Large Language Models in Banking: What Are They Good For?

Scaling AI, Featured John McCambridge

Large language models (LLMs) are already improving efficiency in client-facing operations and risk management environments. I will summarize the proven and plausible impact of LLMs and Generative AI in the banking and financial services industry as of September 2024. To make this as relevant as possible to a broad audience, I will limit myself to a specific set of use cases that:

  1. Are live and being actively used by at least one client.
  2. Can be built and automated without code and without data science expertise, if the relevant teams have access to Dataiku.
  3. Do not require anything more technically advanced than a current generation ‘off the shelf’ model, run via secure cloud or on-premise: no model fine-tuning or retraining needed.

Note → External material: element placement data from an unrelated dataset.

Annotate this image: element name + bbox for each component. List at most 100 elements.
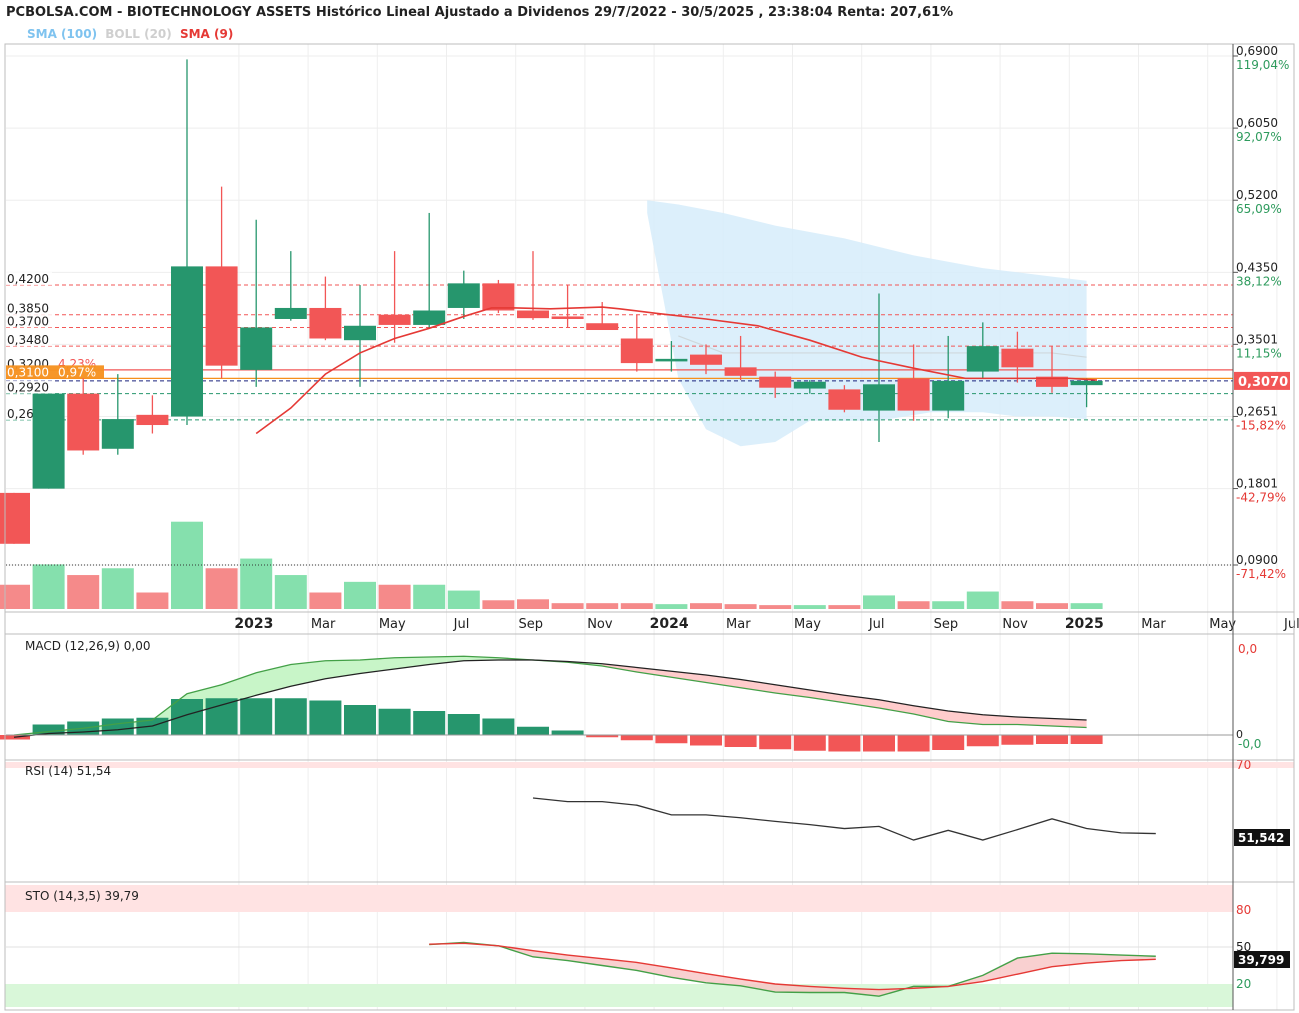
x-axis-label: May (794, 617, 821, 632)
macd-histogram-bar (101, 718, 134, 735)
legend-sma100[interactable]: SMA (100) (27, 27, 98, 41)
candle-body (136, 414, 169, 426)
price-tick-label: 0,4350 (1236, 260, 1278, 274)
chart-title: PCBOLSA.COM - BIOTECHNOLOGY ASSETS Histó… (6, 5, 954, 20)
macd-histogram-bar (240, 698, 273, 735)
macd-histogram-bar (171, 699, 203, 735)
candle-body (1070, 380, 1103, 386)
volume-bar (863, 595, 895, 609)
price-level-label: 0,3700 (7, 314, 49, 328)
macd-histogram-bar (586, 735, 619, 738)
candle-body (378, 314, 411, 325)
candle-body (413, 310, 446, 325)
x-axis-label: Jul (868, 617, 885, 632)
price-level-tag-bg (6, 301, 52, 315)
bollinger-band (647, 200, 1087, 447)
macd-histogram-bar (1036, 735, 1068, 744)
candle-body (171, 266, 203, 417)
macd-histogram-bar (932, 735, 965, 750)
volume-bar (101, 568, 134, 609)
candle-body (690, 354, 722, 365)
volume-bar (932, 601, 965, 609)
candle-body (759, 376, 792, 388)
current-price-label: 0,3070 (1238, 375, 1288, 390)
price-tick-label: 0,6050 (1236, 116, 1278, 130)
macd-histogram-bar (620, 735, 653, 741)
rsi-line (532, 797, 1156, 841)
volume-bar (205, 568, 238, 609)
macd-histogram-bar (274, 698, 307, 735)
price-tick-pct: 119,04% (1236, 58, 1289, 72)
volume-bar (1070, 603, 1103, 609)
macd-histogram-bar (482, 718, 515, 735)
rsi-overbought-zone (5, 762, 1294, 768)
sto-label: STO (14,3,5) 39,79 (25, 889, 139, 903)
rsi-current-label: 51,542 (1238, 831, 1284, 845)
candle-body (447, 283, 480, 308)
volume-bar (551, 603, 584, 609)
candle-body (517, 310, 549, 319)
sto-k-line (429, 941, 1156, 997)
price-tick-label: 0,1801 (1236, 477, 1278, 491)
macd-histogram-bar (655, 735, 688, 744)
price-level-label: 0,3850 (7, 302, 49, 316)
x-axis-label: Nov (587, 617, 613, 632)
volume-bar (828, 605, 861, 609)
macd-histogram-bar (966, 735, 999, 747)
macd-histogram-bar (1070, 735, 1103, 744)
macd-histogram-bar (413, 711, 446, 735)
rsi-axis-70: 70 (1236, 758, 1251, 772)
volume-bar (966, 591, 999, 609)
candle-body (1001, 348, 1034, 368)
rsi-label: RSI (14) 51,54 (25, 764, 111, 778)
legend-boll20[interactable]: BOLL (20) (105, 27, 172, 41)
volume-bar (897, 601, 930, 609)
price-level-label: 0,4200 (7, 272, 49, 286)
indicator-legend: SMA (100) BOLL (20) SMA (9) (27, 27, 237, 41)
x-axis-label: Mar (726, 617, 751, 632)
volume-bar (413, 584, 446, 609)
price-level-label: 0,2920 (7, 381, 49, 395)
x-axis-label: May (1209, 617, 1236, 632)
price-tick-pct: 65,09% (1236, 202, 1282, 216)
price-level-tag-bg (6, 314, 52, 328)
volume-bar (517, 599, 549, 609)
x-axis-label: Mar (1141, 617, 1166, 632)
macd-histogram-bar (378, 708, 411, 735)
x-axis-label: Sep (934, 617, 959, 632)
sto-current-label: 39,799 (1238, 953, 1284, 967)
macd-histogram-bar (828, 735, 861, 752)
volume-bar (32, 564, 65, 609)
macd-axis-zero: 0 (1236, 728, 1243, 741)
sma9-line (255, 306, 1098, 435)
price-level-tag-bg (6, 365, 104, 379)
price-tick-pct: -71,42% (1236, 567, 1286, 581)
macd-histogram-bar (793, 735, 826, 751)
macd-histogram-bar (759, 735, 792, 750)
volume-bar (378, 584, 411, 609)
x-axis-label: Jul (1283, 617, 1299, 632)
volume-bar (1001, 601, 1034, 609)
candle-body (897, 378, 930, 411)
sto-axis-label: 80 (1236, 903, 1251, 917)
price-tick-label: 0,2651 (1236, 404, 1278, 418)
candle-body (32, 393, 65, 489)
macd-histogram-bar (1001, 735, 1034, 745)
macd-axis-top: 0,0 (1238, 642, 1257, 656)
candle-body (309, 307, 342, 339)
price-tick-label: 0,0900 (1236, 553, 1278, 567)
x-axis-label: 2023 (234, 616, 273, 632)
sto-d-line (429, 942, 1156, 991)
candle-body (828, 389, 861, 410)
candle-body (1036, 376, 1068, 387)
current-price-tag (1234, 371, 1290, 390)
price-tick-pct: 38,12% (1236, 274, 1282, 288)
candle-body (482, 283, 515, 311)
legend-sma9[interactable]: SMA (9) (179, 27, 234, 41)
volume-bar (724, 604, 757, 609)
volume-bar (274, 575, 307, 609)
price-level-tag-bg (6, 380, 52, 394)
macd-histogram-bar (551, 730, 584, 735)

Put another way, the below use cases can all be achieved by a business team without dedicated data scientists, if they have three things: 

  1. a) Access to the relevant datasets
  2. b) Access to a firm approved LLM
  3. c) Dataiku: The best platform to build and automate GenAI projects with no code    

Client Engagement

Personalized Marketing Communication

LLMs can analyze customer data, including transaction history, financial data, demographics, and preferences, to generate personalized communication. This can include tailored product recommendations, targeted marketing campaigns, and proactive alerts. As of today:

LLMs currently perform this work effectively. Since LLMs are able to generate highly tailored material much faster than humans, there is clear potential for efficiency improvement. However, human-in-the-loop approval of messaging remains expected for both quality assurance and regulatory compliance. 

As a result, instead of generating truly unique messaging per client (which is technically feasible), these systems are currently used to generate a large but still human-reviewable set of targeted messages. 

Chatbots and Virtual Assistants

LLMs could power chatbots and virtual assistants capable of handling a wide range of customer queries, from basic account inquiries to general financial advice. These AI-powered assistants would provide 24/7 customer support, ensuring that customers receive responses regardless of the time or day. As of today:

LLMs do not currently perform this task with sufficient quality and with low enough incorrect or non-compliant responses to be appropriate in direct communication with clients. This is primarily driven by the reputational and regulatory risk of inappropriate responses being sent directly from a model to a client, rather than concerns that the average LLM response would be of lower quality or accuracy than one created by a human. 

Additionally, many of the most time-consuming tasks that clients want to address cannot be solved by a simple ‘call and response’ design but instead require action by the agent (e.g., making modifications within multiple internal systems to resolve a conflict). As of today these ‘independent LLM agents’ are not deployed live within systems which contain core client data. 

Given these constraints, LLM chatbots and virtual assistants are instead being leveraged as internal support for client-facing personnel: The material generated is always reviewed by a person before being sent or acted upon.

people looking at screen

Operational Efficiency

Document Processing

LLMs can extract key information from various documents, such as loan applications, KYC forms, and financial statements. This allows for unstructured data sources such as paper forms or written communications to be converted efficiently into structured data for analysis. 

LLMs currently perform this work effectively. The latest generation of LLMs is significantly more effective in extracting keywords and concepts, and in summarizing and searching for topics and sentiment, than prior models. 

Used without supervision for lower-risk topics (e.g., allocating client communications to an appropriate human agent) or with supervision for higher-risk topics (e.g., extracting loan terms from human-readable loan documents), firms can significantly improve the efficiency of back-office teams and the speed at which unstructured data sources are reliably structured. 

Internal and External Knowledge Management 

LLMs can help banks navigate complex or large scale documentation, including internal policy and external regulatory guidance.

LLMs currently perform this work effectively. Their ability to assess topic relevance and summarize larger bodies of work is one of the most significant improvements in the technology compared to prior models.

By leveraging a setup that includes direct citation of the original source, such as Dataiku Answers, teams can identify relevant information and immediately check its accuracy before taking concrete action. This speeds time to insight and reduces the cost of asking questions across large sets of documentation. 

Takeaways

LLMs are viable sources of efficiency improvement for business and operations teams today, and without the need for complex data science work or cutting edge technology. These viable use cases all have one thing in common: a human in the loop. This constraint means that rather than processes becoming unrecognizably transformed, the current generation of use cases adds significant improvements to speed, accuracy and accessibility while leaving the fundamental structures unchanged.